Differentiate between “Information Hazards” (LLMs) and “Design Hazards” (BDTs).
Analyze the concept of “Tacit Knowledge” and why it acts as a primary barrier to AI-driven bioterrorism.
Evaluate the findings of key empirical studies: RAND Red Team, OpenAI/Anthropic uplift assessments, and the Urbina toxic molecule generation experiment.
Critique the “Uplift” metrics used by major AI labs to measure biosecurity risk.
Assess DNA synthesis screening as a critical chokepoint for AI-enabled biological threats.
Apply threat modeling frameworks to different actor categories (state, non-state, lone actors).

Scope of This Chapter

This chapter discusses biosecurity risks at a conceptual level appropriate for education and policy analysis. Consistent with responsible information practices:

Omitted: Actionable protocols, specific synthesis routes, exact pathogen sequences
Included: Risk frameworks, governance mechanisms, policy recommendations

For detailed biosafety protocols, consult your Institutional Biosafety Committee and relevant regulatory guidance.

Chapter Summary (TL;DR)

The “Amplifier” Thesis: AI technologies function as biosecurity risk amplifiers, not risk creators. The fundamental risks - infectious disease, biological weapons, laboratory accidents - exist independently of AI. What AI changes is the accessibility, speed, and potentially the ceiling of what is achievable.

Two Classes of AI Risk:

Large Language Models (LLMs): May lower barriers by democratizing access to dual-use biological knowledge. Current evidence suggests “mild uplift” at most for attack planning.
Biological Design Tools (BDTs): May raise the ceiling of what sophisticated actors can achieve by enabling novel pathogen design. The 2022 Urbina experiment generated 40,000 toxic molecules in 6 hours.
LLM Coding Agents (emerging): The LLM/BDT binary is blurring as agentic coding models lower the skill barrier for removing BAIM safeguards.
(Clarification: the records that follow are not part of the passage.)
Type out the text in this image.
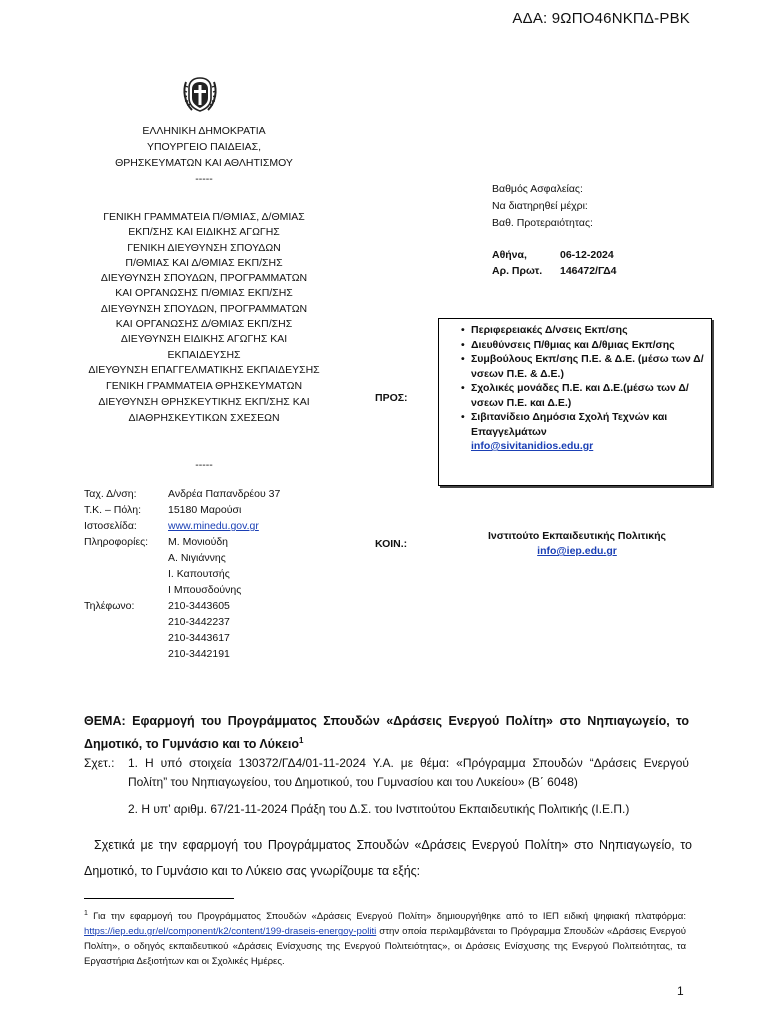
ΑΔΑ: 9ΩΠΟ46ΝΚΠΔ-ΡΒΚ
ΕΛΛΗΝΙΚΗ ΔΗΜΟΚΡΑΤΙΑ
ΥΠΟΥΡΓΕΙΟ ΠΑΙΔΕΙΑΣ,
ΘΡΗΣΚΕΥΜΑΤΩΝ ΚΑΙ ΑΘΛΗΤΙΣΜΟΥ
-----
ΓΕΝΙΚΗ ΓΡΑΜΜΑΤΕΙΑ Π/ΘΜΙΑΣ, Δ/ΘΜΙΑΣ
ΕΚΠ/ΣΗΣ ΚΑΙ ΕΙΔΙΚΗΣ ΑΓΩΓΗΣ
ΓΕΝΙΚΗ ΔΙΕΥΘΥΝΣΗ ΣΠΟΥΔΩΝ
Π/ΘΜΙΑΣ ΚΑΙ Δ/ΘΜΙΑΣ ΕΚΠ/ΣΗΣ
ΔΙΕΥΘΥΝΣΗ ΣΠΟΥΔΩΝ, ΠΡΟΓΡΑΜΜΑΤΩΝ
ΚΑΙ ΟΡΓΑΝΩΣΗΣ Π/ΘΜΙΑΣ ΕΚΠ/ΣΗΣ
ΔΙΕΥΘΥΝΣΗ ΣΠΟΥΔΩΝ, ΠΡΟΓΡΑΜΜΑΤΩΝ
ΚΑΙ ΟΡΓΑΝΩΣΗΣ Δ/ΘΜΙΑΣ ΕΚΠ/ΣΗΣ
ΔΙΕΥΘΥΝΣΗ ΕΙΔΙΚΗΣ ΑΓΩΓΗΣ ΚΑΙ ΕΚΠΑΙΔΕΥΣΗΣ
ΔΙΕΥΘΥΝΣΗ ΕΠΑΓΓΕΛΜΑΤΙΚΗΣ ΕΚΠΑΙΔΕΥΣΗΣ
ΓΕΝΙΚΗ ΓΡΑΜΜΑΤΕΙΑ ΘΡΗΣΚΕΥΜΑΤΩΝ
ΔΙΕΥΘΥΝΣΗ ΘΡΗΣΚΕΥΤΙΚΗΣ ΕΚΠ/ΣΗΣ ΚΑΙ
ΔΙΑΘΡΗΣΚΕΥΤΙΚΩΝ ΣΧΕΣΕΩΝ
-----
Βαθμός Ασφαλείας:
Να διατηρηθεί μέχρι:
Βαθ. Προτεραιότητας:
Αθήνα,	06-12-2024
Αρ. Πρωτ. 146472/ΓΔ4
ΠΡΟΣ:
• Περιφερειακές Δ/νσεις Εκπ/σης
• Διευθύνσεις Π/θμιας και Δ/θμιας Εκπ/σης
• Συμβούλους Εκπ/σης Π.Ε. & Δ.Ε. (μέσω των Δ/νσεων Π.Ε. & Δ.Ε.)
• Σχολικές μονάδες Π.Ε. και Δ.Ε.(μέσω των Δ/νσεων Π.Ε. και Δ.Ε.)
• Σιβιτανίδειο Δημόσια Σχολή Τεχνών και Επαγγελμάτων
info@sivitanidios.edu.gr
ΚΟΙΝ.:
Ινστιτούτο Εκπαιδευτικής Πολιτικής
info@iep.edu.gr
Ταχ. Δ/νση:	Ανδρέα Παπανδρέου 37
Τ.Κ. – Πόλη:	15180 Μαρούσι
Ιστοσελίδα:	www.minedu.gov.gr
Πληροφορίες: Μ. Μονιούδη
Α. Νιγιάννης
Ι. Καπουτσής
Ι Μπουσδούνης
Τηλέφωνο:	210-3443605
210-3442237
210-3443617
210-3442191
ΘΕΜΑ: Εφαρμογή του Προγράμματος Σπουδών «Δράσεις Ενεργού Πολίτη» στο Νηπιαγωγείο, το Δημοτικό, το Γυμνάσιο και το Λύκειο$^1$
Σχετ.:	1. Η υπό στοιχεία 130372/ΓΔ4/01-11-2024 Υ.Α. με θέμα: «Πρόγραμμα Σπουδών “Δράσεις Ενεργού Πολίτη” του Νηπιαγωγείου, του Δημοτικού, του Γυμνασίου και του Λυκείου» (Β΄ 6048)
2. Η υπ’ αριθμ. 67/21-11-2024 Πράξη του Δ.Σ. του Ινστιτούτου Εκπαιδευτικής Πολιτικής (Ι.Ε.Π.)
Σχετικά με την εφαρμογή του Προγράμματος Σπουδών «Δράσεις Ενεργού Πολίτη» στο Νηπιαγωγείο, το Δημοτικό, το Γυμνάσιο και το Λύκειο σας γνωρίζουμε τα εξής:
$^1$ Για την εφαρμογή του Προγράμματος Σπουδών «Δράσεις Ενεργού Πολίτη» δημιουργήθηκε από το ΙΕΠ ειδική ψηφιακή πλατφόρμα: https://iep.edu.gr/el/component/k2/content/199-draseis-energoy-politi στην οποία περιλαμβάνεται το Πρόγραμμα Σπουδών «Δράσεις Ενεργού Πολίτη», ο οδηγός εκπαιδευτικού «Δράσεις Ενίσχυσης της Ενεργού Πολιτειότητας», οι Δράσεις Ενίσχυσης της Ενεργού Πολιτειότητας, τα Εργαστήρια Δεξιοτήτων και οι Σχολικές Ημέρες.
1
A non-biology expert replicated expert-level fine-tuning of Evo 2 in a single weekend using Claude Code (Righetti, Lukosiute, and Black, GovAI, April 2026).

Key Evidence:

RAND Corporation (2024): No statistically significant difference in biological attack plan viability with vs. without LLM access
OpenAI (2024): GPT-4 provides “at most a mild uplift” in biosecurity-relevant tasks
Anthropic (2024): Claude 3 models showed uplift for novices in “certain parts” of bioweapons acquisition, but not for experts

Who Benefits Most: AI is most dangerous in the hands of those who are already dangerous. State actors with existing infrastructure, expertise, and resources gain the most; lone actors face persistent “tacit knowledge” barriers.

Critical Chokepoint: DNA synthesis screening remains the primary defense. The 2024 OSTP Framework mandated screening for federally funded research; Executive Order 14292 (May 2025) directed a revised framework with enforcement mechanisms, but the revision deadline passed without replacement. Congress has since introduced H.R. 3029 (NIST screening standards) and the Biosecurity Modernization and Innovation Act (S. 3741, mandatory screening through Commerce Department). See DNA Synthesis Screening for current regulatory status.

Bottom Line: AI is an efficiency tool for the capable, not a capability tool for the incapable. Governance must address both LLMs and BDTs through multi-layered interventions spanning DNA synthesis screening, model evaluations, and international coordination.

Introduction: The AI-Biology Convergence

In July 2023, Anthropic CEO Dario Amodei warned in congressional testimony that AI could “greatly widen the range of actors with the technical capability to conduct a large-scale biological attack” within two to three years. Former UK Prime Minister Rishi Sunak similarly warned that AI could make it easier “to build chemical or biological weapons” and that “terrorist groups could use AI to spread fear and destruction on an even greater scale.”

These concerns are not merely hypothetical. President Biden’s October 2023 Executive Order 14110 on AI Safety explicitly tasked agencies with assessing AI-enabled biosecurity risks. The order notably established a lower compute threshold for models trained primarily on biological data, recognizing these systems warrant heightened oversight.

However, we must be careful not to confuse speed with possibility.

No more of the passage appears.